If climate had contributed to mammal communities’ homogenisation, the team would have expected that homogenisation to accelerate before 10,000 years ago. That it did not, shows climate probably had little to do with it, says Lyons.


Other research, that studied the past century to the last few decades, documents recent human influences of land conversion, poaching and territorial encroachment.


So far, no team has succeeded in establishing a baseline of homogenisation, or the real extent of human contributions to it, by examining the phenomenon both before and after humans arrived on the Earth.

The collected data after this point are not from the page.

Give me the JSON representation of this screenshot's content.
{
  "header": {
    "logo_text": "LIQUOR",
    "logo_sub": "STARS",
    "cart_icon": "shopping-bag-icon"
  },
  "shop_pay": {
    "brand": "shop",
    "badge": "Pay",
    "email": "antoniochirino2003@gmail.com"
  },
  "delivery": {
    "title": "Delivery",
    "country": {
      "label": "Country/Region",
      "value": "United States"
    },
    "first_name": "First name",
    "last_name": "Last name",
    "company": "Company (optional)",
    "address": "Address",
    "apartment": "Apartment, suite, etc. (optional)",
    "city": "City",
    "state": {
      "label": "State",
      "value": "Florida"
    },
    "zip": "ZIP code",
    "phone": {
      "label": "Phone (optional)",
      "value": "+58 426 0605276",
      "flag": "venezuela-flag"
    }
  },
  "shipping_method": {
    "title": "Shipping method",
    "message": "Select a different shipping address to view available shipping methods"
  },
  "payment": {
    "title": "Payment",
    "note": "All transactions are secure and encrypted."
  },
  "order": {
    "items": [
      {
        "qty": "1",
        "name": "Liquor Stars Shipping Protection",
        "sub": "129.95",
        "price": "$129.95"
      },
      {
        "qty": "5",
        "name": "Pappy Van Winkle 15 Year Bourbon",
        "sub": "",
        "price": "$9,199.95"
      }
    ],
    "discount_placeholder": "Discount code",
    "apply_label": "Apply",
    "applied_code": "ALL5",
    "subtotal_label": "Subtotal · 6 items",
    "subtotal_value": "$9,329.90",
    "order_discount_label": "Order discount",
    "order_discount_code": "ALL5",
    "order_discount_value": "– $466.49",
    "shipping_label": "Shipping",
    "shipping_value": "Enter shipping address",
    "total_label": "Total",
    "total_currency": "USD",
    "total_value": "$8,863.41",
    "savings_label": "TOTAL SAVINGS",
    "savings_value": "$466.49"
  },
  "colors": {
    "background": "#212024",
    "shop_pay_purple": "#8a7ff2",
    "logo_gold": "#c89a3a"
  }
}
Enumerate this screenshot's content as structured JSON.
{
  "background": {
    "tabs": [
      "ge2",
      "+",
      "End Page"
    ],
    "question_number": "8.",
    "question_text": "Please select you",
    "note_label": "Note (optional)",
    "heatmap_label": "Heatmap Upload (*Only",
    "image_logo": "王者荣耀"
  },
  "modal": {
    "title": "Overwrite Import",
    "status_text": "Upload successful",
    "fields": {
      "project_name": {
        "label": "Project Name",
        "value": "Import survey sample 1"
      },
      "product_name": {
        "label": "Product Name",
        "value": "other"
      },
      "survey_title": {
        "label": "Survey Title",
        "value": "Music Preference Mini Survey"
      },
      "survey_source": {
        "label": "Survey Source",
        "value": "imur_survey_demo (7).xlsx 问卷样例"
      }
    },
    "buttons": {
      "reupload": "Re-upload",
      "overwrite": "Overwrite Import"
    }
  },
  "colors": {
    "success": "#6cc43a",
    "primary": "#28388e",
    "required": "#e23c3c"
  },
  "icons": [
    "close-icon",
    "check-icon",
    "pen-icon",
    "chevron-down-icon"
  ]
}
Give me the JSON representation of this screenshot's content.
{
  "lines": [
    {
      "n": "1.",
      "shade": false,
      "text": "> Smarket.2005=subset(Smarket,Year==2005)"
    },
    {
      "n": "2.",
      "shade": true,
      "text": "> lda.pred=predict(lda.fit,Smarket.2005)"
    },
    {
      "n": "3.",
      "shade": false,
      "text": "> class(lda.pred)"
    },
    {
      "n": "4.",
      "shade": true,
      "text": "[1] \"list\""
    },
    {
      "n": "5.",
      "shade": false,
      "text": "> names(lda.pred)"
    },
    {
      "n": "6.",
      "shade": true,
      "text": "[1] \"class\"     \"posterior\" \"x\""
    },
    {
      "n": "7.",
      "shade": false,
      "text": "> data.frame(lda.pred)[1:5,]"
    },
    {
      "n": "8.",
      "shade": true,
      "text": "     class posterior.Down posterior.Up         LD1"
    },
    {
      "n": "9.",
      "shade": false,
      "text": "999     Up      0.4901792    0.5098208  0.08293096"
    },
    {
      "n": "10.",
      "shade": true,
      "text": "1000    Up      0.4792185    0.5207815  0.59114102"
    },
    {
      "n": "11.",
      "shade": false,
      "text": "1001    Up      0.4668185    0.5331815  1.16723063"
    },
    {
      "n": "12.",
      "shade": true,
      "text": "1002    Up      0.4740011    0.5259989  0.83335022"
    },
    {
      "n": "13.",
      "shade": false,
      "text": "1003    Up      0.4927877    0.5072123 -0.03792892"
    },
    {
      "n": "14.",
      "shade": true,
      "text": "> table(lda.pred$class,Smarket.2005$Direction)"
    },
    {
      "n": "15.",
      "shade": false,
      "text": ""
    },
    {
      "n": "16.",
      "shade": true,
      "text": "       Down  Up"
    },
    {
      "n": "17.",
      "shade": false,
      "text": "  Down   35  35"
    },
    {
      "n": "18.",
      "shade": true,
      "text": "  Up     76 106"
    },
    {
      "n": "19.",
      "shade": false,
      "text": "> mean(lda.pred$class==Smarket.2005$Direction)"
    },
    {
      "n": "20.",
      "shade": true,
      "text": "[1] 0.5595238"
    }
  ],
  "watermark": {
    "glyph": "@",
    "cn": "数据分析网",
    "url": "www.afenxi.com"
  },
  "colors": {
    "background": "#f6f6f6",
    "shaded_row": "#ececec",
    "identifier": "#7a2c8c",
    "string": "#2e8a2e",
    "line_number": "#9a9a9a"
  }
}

Lyons says, “Our conclusion is that this does have to do with early human activities and the arrival of humans into the Americas.”


Their study shows modern-day North American mammal communities are more than twice as homogeneous as they were around 10,000 years ago. By the end of the 21st century this could increase nearly four times as homogeneous.


This change is equivalent to the current difference in homogenisation between the subtropics of central Mexico and the comparatively uniform mammal communities of the Arctic, they say.


This trend emerged earlier. Small mammals, weighing at least one kilogram, showed this trend more. The process of mammal blending hastened around 12,000 years. Around this era, humans hunted mammoths, sabre-toothed cats, dire wolves and other large mammals into extinction, the researchers say.


These findings suggest the spate of large-mammal extinctions contributed to homogenisation. The disappearance of large mammals unique to individual communities would have directly increased their similarity, says Lyons.


Lyons and colleagues showed those extinctions drove smaller species to expand their ranges, filling the geographic voids left by the larger mammals. Expansion would have led to more territorial overlap, Lyons says, further homogenising communities in the process.


Blending of mammals in North America speeded up more over the past 5,000 years. This period marked a rise in human population ten times. Widespread farming increased across places that would later become central and eastern United States.


"It happened much later in North America than on other continents,” says Lyons, “But that's when humans in North America went from being hunter-gatherers to a settled community dependent on agriculture.”


With fewer keystone species, Lyons says, homogenised mammal communities may also boast fewer ways to respond, and possibly survive, the ongoing challenges of climate change and further human encroachment.